No point in using depht-first search for this question, we're going to end up wasting time traveling
paths that aren't the minimum. The optimal solution would be to use breadth-first search, allowing
us to travel through the binary tree level by level, enabling us to visit less nodes.

We maintain a queue of nodes to explore, starting with root. We grab the length of the queue at the
current level and dequeue nodes until we've processed all nodes at the current level. If we find a
leaf node, a node with None for its left and right children, we know we've reached the minimum
depth. Why?
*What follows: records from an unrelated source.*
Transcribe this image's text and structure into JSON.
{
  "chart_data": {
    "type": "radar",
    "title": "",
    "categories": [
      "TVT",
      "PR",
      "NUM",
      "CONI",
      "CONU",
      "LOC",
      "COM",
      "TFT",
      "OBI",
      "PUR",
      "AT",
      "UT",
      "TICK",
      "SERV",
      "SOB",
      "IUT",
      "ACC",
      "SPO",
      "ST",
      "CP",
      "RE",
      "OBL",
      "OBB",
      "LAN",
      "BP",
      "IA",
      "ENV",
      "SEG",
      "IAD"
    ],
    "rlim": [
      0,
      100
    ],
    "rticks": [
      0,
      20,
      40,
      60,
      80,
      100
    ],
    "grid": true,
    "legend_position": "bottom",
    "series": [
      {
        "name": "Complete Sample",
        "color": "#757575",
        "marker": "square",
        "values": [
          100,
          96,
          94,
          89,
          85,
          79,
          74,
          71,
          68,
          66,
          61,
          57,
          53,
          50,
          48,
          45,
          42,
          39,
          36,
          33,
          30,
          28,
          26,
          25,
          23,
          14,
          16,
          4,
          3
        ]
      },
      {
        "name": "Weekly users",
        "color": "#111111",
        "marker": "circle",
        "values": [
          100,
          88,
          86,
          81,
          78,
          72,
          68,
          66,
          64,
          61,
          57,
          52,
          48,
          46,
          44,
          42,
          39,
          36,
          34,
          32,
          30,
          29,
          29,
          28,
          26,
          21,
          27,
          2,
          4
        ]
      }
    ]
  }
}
Because we're using breadth-first search, the first leaf node we encounter will always
be at the minimum level.

The solution is as follows:


  from collections import deque

  class Solution:
      def minDepth(self, root: Optional[TreeNode]) -> int:
          if not root:
              return 0

          queue = deque([root])
          depth = 1

          while queue:
              queue_len = len(queue)

              while queue_len > 0:
                  queue_len -= 1

                  node = queue.popleft()

                  if not node:
                      continue

                  if not node.left and not node.right:
                      return depth

                  queue.append(node.left)
                  queue.append(node.right)

              depth += 1


_ Time Complexity:

  O(n) - We inspect all nodes in the binary tree.

_ Space Complexity:

  O(n) - We maintain a stack of nodes to explore.